Ступени слева вели в винный погреб, и оттуда доносился жалобный детский плач. Справа ржали лошади, запертые в стойлах. Якоба затрясло, и он подумал, что сойдет с ума от страха.

Надо найти отца.

Отсюда виднелись колокола. Они высовывали длинные железные языки и продолжали молить о помощи. Но вокруг на многие мили были только снег, ночь и враждебные горы, а до ближайшего воеводства – два дня пути. Никто не придет. Зачерпнув пригоршню снега, Якоб обтер лицо. «Думай», – приказал он себе.

Ворота распахнуты, но через двор ему не перейти – и на ногах-то держался с трудом, – и первый, кто его увидит, сразу же узнает. Якоб мог ползти – он уже косился на погреб, откуда узкий коридор, петляя, вел в нутро Горта. Но ребенок продолжал плакать и мог выдать и себя, и Якоба.
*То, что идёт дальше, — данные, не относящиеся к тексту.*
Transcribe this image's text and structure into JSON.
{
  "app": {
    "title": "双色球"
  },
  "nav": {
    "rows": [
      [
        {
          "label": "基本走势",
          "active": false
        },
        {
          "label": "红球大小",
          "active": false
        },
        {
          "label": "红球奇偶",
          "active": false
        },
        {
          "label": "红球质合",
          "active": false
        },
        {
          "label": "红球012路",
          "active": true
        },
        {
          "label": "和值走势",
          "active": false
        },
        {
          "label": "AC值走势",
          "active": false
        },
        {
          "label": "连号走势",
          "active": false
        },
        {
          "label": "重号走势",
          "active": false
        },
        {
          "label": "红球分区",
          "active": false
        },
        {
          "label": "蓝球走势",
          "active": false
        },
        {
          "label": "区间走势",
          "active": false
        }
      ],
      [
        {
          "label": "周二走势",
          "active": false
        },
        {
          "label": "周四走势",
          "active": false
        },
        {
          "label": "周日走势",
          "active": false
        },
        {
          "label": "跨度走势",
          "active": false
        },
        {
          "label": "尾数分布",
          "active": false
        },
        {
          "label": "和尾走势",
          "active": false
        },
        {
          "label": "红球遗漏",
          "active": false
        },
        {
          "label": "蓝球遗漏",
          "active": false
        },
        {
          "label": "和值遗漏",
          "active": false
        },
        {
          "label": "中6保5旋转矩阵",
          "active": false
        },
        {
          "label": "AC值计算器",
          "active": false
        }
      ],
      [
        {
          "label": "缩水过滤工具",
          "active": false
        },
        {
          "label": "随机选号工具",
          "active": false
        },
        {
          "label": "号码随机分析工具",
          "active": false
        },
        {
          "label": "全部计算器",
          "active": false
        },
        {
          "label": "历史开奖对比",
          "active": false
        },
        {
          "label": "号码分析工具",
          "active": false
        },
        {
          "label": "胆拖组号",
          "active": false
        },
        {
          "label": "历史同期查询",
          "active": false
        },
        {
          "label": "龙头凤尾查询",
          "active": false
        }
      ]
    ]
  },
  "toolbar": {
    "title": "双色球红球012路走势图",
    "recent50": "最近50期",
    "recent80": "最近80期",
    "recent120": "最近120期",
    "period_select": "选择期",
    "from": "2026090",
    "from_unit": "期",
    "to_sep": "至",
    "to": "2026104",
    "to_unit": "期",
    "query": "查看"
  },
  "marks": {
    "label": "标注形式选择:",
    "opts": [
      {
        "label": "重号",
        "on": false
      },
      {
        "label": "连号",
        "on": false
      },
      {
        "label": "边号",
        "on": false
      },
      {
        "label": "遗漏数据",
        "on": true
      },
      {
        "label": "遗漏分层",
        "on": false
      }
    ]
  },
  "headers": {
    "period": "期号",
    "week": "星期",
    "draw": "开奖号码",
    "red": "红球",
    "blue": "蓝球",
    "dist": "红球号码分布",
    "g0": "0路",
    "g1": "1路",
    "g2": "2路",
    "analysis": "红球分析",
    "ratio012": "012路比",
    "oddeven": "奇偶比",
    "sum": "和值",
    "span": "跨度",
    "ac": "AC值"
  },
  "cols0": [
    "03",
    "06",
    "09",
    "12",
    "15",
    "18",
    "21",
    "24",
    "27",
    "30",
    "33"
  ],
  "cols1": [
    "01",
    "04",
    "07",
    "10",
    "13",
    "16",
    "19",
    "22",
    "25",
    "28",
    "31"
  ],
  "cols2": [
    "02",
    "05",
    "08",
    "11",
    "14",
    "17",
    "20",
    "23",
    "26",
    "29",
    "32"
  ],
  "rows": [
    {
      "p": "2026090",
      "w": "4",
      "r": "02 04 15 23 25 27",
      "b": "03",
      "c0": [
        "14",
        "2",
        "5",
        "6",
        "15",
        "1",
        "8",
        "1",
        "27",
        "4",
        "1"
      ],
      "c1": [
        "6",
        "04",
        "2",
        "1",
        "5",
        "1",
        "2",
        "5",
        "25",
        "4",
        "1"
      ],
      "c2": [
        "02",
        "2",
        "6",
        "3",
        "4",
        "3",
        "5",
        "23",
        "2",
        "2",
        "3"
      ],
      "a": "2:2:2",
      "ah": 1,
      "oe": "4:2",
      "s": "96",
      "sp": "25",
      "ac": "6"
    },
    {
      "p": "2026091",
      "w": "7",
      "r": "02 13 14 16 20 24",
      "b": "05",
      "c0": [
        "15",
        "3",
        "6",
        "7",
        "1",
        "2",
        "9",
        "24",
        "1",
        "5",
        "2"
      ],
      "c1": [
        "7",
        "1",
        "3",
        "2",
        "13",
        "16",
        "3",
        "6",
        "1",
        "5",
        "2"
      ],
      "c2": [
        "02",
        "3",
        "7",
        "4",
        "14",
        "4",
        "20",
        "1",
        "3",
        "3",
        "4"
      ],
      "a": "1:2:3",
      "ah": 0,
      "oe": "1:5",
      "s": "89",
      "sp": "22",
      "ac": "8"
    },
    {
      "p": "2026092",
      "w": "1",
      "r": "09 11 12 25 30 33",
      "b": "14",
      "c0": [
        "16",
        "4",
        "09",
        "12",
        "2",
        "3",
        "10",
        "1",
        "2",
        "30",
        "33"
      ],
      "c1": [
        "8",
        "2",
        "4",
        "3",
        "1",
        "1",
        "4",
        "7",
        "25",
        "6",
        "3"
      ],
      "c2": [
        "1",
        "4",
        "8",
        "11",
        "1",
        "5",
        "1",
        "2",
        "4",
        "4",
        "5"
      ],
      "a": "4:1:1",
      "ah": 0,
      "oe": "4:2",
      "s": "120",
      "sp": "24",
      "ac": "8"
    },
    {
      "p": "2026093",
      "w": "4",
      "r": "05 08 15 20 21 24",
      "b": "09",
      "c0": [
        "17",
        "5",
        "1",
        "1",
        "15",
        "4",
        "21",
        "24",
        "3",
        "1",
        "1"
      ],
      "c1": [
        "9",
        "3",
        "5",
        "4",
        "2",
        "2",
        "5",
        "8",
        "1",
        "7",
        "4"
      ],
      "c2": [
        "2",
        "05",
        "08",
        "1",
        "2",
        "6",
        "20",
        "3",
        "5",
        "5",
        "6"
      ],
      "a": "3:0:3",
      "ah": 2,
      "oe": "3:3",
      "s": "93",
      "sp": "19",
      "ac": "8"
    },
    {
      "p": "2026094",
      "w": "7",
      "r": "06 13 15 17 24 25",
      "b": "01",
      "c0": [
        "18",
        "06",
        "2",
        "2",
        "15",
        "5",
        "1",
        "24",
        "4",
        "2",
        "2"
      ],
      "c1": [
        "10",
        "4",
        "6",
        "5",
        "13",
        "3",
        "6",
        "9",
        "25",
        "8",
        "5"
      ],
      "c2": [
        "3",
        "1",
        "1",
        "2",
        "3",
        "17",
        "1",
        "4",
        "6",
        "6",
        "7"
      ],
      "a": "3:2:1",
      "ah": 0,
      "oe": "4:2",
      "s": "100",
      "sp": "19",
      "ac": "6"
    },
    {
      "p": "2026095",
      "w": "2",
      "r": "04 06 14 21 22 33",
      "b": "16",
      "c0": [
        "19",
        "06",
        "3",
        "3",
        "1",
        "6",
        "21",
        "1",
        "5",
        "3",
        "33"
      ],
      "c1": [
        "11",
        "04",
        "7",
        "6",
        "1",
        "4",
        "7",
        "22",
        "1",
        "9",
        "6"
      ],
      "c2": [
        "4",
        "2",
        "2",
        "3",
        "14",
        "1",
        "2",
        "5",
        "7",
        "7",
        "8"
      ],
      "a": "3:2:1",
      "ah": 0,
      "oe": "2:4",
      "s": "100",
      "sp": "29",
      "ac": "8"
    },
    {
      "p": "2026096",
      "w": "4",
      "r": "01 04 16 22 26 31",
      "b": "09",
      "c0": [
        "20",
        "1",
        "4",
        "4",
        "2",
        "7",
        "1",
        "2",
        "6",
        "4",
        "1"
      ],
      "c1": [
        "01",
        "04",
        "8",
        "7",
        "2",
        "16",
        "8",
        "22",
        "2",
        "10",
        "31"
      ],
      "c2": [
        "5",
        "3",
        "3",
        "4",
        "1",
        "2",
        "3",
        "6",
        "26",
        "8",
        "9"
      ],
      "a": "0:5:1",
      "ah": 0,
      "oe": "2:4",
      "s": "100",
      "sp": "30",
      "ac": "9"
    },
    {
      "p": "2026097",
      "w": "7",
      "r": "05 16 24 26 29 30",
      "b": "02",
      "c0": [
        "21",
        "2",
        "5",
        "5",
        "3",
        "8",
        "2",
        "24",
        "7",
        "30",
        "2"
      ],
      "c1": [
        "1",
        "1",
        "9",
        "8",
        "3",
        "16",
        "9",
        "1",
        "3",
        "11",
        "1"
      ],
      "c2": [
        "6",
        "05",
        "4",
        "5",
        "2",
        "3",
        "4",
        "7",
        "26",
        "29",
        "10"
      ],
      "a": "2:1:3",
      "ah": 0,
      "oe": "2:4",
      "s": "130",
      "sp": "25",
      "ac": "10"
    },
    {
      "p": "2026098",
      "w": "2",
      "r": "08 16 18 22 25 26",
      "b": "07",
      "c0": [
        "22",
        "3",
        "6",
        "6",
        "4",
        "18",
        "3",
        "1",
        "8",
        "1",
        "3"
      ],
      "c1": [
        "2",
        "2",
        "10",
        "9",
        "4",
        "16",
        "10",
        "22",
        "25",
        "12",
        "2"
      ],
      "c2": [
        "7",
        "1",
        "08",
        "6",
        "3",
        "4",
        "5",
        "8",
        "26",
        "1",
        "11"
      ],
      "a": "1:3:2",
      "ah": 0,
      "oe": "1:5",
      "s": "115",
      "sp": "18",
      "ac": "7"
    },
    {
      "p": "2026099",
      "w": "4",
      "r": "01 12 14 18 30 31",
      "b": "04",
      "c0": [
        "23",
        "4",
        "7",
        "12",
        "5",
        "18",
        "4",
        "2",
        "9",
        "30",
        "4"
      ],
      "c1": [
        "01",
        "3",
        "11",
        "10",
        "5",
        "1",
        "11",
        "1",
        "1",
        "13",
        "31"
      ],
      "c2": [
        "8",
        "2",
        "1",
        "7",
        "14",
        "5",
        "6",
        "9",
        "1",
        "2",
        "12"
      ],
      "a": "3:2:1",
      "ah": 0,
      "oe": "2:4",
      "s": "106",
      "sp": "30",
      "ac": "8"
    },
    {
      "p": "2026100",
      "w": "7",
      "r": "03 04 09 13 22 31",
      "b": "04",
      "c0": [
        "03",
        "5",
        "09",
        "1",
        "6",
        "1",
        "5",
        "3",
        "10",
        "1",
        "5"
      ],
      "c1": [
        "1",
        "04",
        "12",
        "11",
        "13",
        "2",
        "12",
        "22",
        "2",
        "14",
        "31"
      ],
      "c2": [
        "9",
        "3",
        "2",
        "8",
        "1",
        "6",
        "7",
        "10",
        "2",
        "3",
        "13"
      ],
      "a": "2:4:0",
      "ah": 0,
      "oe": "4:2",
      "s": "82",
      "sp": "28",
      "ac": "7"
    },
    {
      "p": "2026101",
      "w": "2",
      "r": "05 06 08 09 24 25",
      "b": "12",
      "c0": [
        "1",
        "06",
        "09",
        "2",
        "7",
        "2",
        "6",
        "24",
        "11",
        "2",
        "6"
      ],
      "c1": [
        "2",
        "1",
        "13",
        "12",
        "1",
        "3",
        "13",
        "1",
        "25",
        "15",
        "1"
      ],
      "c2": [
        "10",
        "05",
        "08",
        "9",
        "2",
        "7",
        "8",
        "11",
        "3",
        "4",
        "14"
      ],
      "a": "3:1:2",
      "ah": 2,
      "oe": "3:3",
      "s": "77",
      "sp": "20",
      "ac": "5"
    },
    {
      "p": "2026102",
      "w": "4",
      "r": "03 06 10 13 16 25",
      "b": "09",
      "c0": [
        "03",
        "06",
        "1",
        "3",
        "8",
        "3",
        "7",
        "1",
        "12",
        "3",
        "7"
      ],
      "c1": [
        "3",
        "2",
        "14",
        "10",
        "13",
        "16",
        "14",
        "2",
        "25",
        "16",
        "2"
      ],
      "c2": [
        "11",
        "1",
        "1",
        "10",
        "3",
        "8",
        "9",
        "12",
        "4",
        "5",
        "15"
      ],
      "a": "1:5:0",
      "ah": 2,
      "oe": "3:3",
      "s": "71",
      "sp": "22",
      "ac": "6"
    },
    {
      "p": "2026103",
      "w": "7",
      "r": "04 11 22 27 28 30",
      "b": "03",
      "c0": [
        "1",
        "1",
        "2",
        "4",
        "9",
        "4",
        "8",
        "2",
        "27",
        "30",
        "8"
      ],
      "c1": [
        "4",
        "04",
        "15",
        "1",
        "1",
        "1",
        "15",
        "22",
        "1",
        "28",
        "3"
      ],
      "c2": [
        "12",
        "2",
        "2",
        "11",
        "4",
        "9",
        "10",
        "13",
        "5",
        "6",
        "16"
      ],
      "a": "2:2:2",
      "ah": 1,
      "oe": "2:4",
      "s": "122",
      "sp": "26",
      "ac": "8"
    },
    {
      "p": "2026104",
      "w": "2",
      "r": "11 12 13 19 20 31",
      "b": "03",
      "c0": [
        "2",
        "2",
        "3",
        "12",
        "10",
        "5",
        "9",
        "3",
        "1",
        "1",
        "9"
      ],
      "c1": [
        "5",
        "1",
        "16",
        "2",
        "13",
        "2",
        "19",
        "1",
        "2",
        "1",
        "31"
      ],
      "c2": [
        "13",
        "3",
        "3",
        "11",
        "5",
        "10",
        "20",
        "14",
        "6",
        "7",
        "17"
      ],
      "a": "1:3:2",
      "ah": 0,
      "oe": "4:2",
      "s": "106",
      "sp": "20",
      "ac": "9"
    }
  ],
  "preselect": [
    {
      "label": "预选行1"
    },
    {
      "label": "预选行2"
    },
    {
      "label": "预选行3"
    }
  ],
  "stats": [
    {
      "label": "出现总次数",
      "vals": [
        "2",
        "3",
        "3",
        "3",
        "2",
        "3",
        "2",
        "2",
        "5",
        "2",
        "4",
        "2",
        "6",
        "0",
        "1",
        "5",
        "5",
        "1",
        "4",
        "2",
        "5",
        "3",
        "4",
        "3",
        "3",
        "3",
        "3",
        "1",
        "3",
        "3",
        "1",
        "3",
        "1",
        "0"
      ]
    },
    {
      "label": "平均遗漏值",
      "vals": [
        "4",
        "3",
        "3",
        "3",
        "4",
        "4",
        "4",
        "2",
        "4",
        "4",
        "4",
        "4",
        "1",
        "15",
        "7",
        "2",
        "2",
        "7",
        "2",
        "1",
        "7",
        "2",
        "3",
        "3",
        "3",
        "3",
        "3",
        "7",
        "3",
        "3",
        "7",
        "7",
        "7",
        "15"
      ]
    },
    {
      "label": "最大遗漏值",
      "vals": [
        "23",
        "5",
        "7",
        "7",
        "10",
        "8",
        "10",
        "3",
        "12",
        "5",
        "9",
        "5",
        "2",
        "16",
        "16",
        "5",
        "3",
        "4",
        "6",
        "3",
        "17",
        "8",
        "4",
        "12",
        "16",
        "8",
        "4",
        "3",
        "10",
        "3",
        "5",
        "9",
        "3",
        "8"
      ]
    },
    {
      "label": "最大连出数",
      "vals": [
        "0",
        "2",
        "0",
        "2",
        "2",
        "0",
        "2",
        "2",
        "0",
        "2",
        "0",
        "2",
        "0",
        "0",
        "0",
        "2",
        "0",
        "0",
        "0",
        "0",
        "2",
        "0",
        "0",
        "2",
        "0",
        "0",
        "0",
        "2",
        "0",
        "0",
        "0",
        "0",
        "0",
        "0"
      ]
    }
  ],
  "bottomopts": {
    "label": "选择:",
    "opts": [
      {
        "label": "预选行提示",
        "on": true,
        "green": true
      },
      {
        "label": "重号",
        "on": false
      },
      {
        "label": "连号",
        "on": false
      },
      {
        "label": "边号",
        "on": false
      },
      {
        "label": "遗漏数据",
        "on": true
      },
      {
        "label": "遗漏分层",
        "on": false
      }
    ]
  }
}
Башня над ним была захвачена в огненный плен, и деревянная обгоревшая труха сыпалась на землю. Оставался один путь.

Якоб нашарил под рубашкой перо и с трудом сжал замерзшими пальцами. Пусть боги решат его судьбу. Он уже собрался покинуть свое укрытие и двинуться вперед, но его остановил свирепый крик:

– Что ж вы делаете?

Якоб выглянул. Спиной к нему, занося шестопер для удара, стоял Тит Дага – вассал отца, его названый брат и друг. Алый плащ воеводы порвался и обгорел, но серебряный ворон уцелел. Тит приехал на встречу с кронпринцем среди прочих гостей, более того, именно он охранял его в пути от границы с Мегрией до самого Горта. Якоб пытался увязаться следом за ним – ему прежде никогда не приходилось бывать дальше Равнскёга, древней пущи. Но отец не пустил. Жена Тита, Вела, приехала на прием и была добра к Якобу – он помнил цветочный запах ее духов и мягкие руки. Она привезла с собой дочь – темноглазую кроху, человеческого детеныша. Отец говорил, что ребенок чудесный, но Якоб решил, что ему просто не хочется обижать давнего друга. На его взгляд, девочка была безобразной и чересчур крикливой.
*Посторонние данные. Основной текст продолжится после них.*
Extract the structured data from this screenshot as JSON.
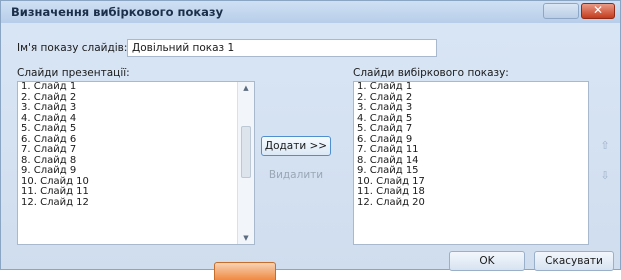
{
  "window": {
    "title": "Визначення вибіркового показу",
    "close_glyph": "✕"
  },
  "name_field": {
    "label": "Ім'я показу слайдів:",
    "value": "Довільний показ 1"
  },
  "left_panel": {
    "label": "Слайди презентації:",
    "items": [
      "1. Слайд 1",
      "2. Слайд 2",
      "3. Слайд 3",
      "4. Слайд 4",
      "5. Слайд 5",
      "6. Слайд 6",
      "7. Слайд 7",
      "8. Слайд 8",
      "9. Слайд 9",
      "10. Слайд 10",
      "11. Слайд 11",
      "12. Слайд 12"
    ]
  },
  "right_panel": {
    "label": "Слайди вибіркового показу:",
    "items": [
      "1. Слайд 1",
      "2. Слайд 2",
      "3. Слайд 3",
      "4. Слайд 5",
      "5. Слайд 7",
      "6. Слайд 9",
      "7. Слайд 11",
      "8. Слайд 14",
      "9. Слайд 15",
      "10. Слайд 17",
      "11. Слайд 18",
      "12. Слайд 20"
    ]
  },
  "buttons": {
    "add": "Додати >>",
    "remove": "Видалити",
    "ok": "OK",
    "cancel": "Скасувати",
    "move_up_glyph": "⇧",
    "move_down_glyph": "⇩"
  },
  "scrollbar": {
    "up_glyph": "▲",
    "down_glyph": "▼"
  },
  "icons": [
    "minimize-icon",
    "close-icon",
    "arrow-up-icon",
    "arrow-down-icon",
    "powerpoint-icon"
  ],
  "colors": {
    "accent": "#4f8fd0",
    "close": "#c43b1c",
    "app_icon": "#f08a42"
  }
}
Тит сражался с неприятелем в одиночку.

– Что ж вы делаете? – повторил он свой вопрос и шагнул вперед. Якоб закусил кулак, когда услышал хруст костей. Тяжелое дыхание со свистом вырвалось из проломленной грудины.
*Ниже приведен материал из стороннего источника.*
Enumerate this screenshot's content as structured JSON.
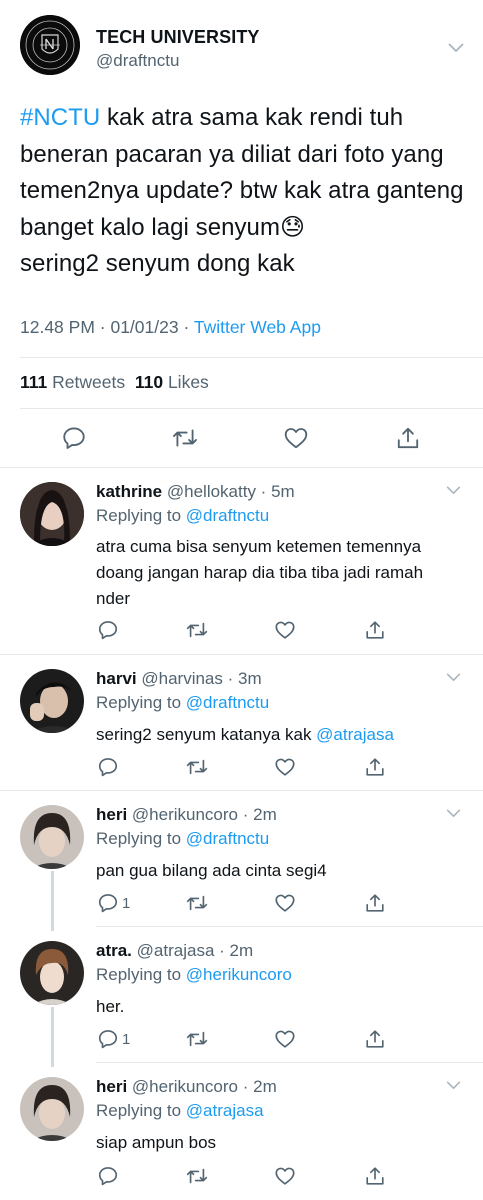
{
  "main_tweet": {
    "display_name": "TECH UNIVERSITY",
    "handle": "@draftnctu",
    "avatar": "nct-crest-logo",
    "hashtag": "#NCTU",
    "text": " kak atra sama kak rendi tuh beneran pacaran ya diliat dari foto yang temen2nya update? btw kak atra ganteng banget kalo lagi senyum",
    "emoji": "😓",
    "text_end": "sering2 senyum dong kak",
    "time": "12.48 PM",
    "date": "01/01/23",
    "separator": " · ",
    "source": "Twitter Web App",
    "retweets_count": "111",
    "retweets_label": "Retweets",
    "likes_count": "110",
    "likes_label": "Likes",
    "actions": [
      "reply-icon",
      "retweet-icon",
      "like-icon",
      "share-icon"
    ]
  },
  "replies": [
    {
      "name": "kathrine",
      "handle": "@hellokatty",
      "time": "5m",
      "replying_label": "Replying to",
      "replying_to": "@draftnctu",
      "text": "atra cuma bisa senyum ketemen temennya doang jangan harap dia tiba tiba jadi ramah nder",
      "mention": "",
      "reply_count": ""
    },
    {
      "name": "harvi",
      "handle": "@harvinas",
      "time": "3m",
      "replying_label": "Replying to",
      "replying_to": "@draftnctu",
      "text": "sering2 senyum katanya kak ",
      "mention": "@atrajasa",
      "reply_count": ""
    },
    {
      "name": "heri",
      "handle": "@herikuncoro",
      "time": "2m",
      "replying_label": "Replying to",
      "replying_to": "@draftnctu",
      "text": "pan gua bilang ada cinta segi4",
      "mention": "",
      "reply_count": "1"
    },
    {
      "name": "atra.",
      "handle": "@atrajasa",
      "time": "2m",
      "replying_label": "Replying to",
      "replying_to": "@herikuncoro",
      "text": "her.",
      "mention": "",
      "reply_count": "1"
    },
    {
      "name": "heri",
      "handle": "@herikuncoro",
      "time": "2m",
      "replying_label": "Replying to",
      "replying_to": "@atrajasa",
      "text": "siap ampun bos",
      "mention": "",
      "reply_count": ""
    }
  ],
  "colors": {
    "link": "#1d9bf0",
    "secondary_text": "#536471",
    "icon": "#536471",
    "thread_line": "#cfd9de"
  }
}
Тит отступил в сторону и покачнулся. Якоб испугался, что мужчина уйдет или, хуже того, ранен и умрет раньше, чем он найдет отца.

Он поспешно выполз на свет, вцепился в тележный борт и с трудом поднялся на ноги. Тит хрипло дышал и все вытирал рукой лицо, бормоча что-то невнятное.

вернуться

1

Дан – заклинатель, поющий заветы для того, чтобы вальравны принимали свой вороний облик.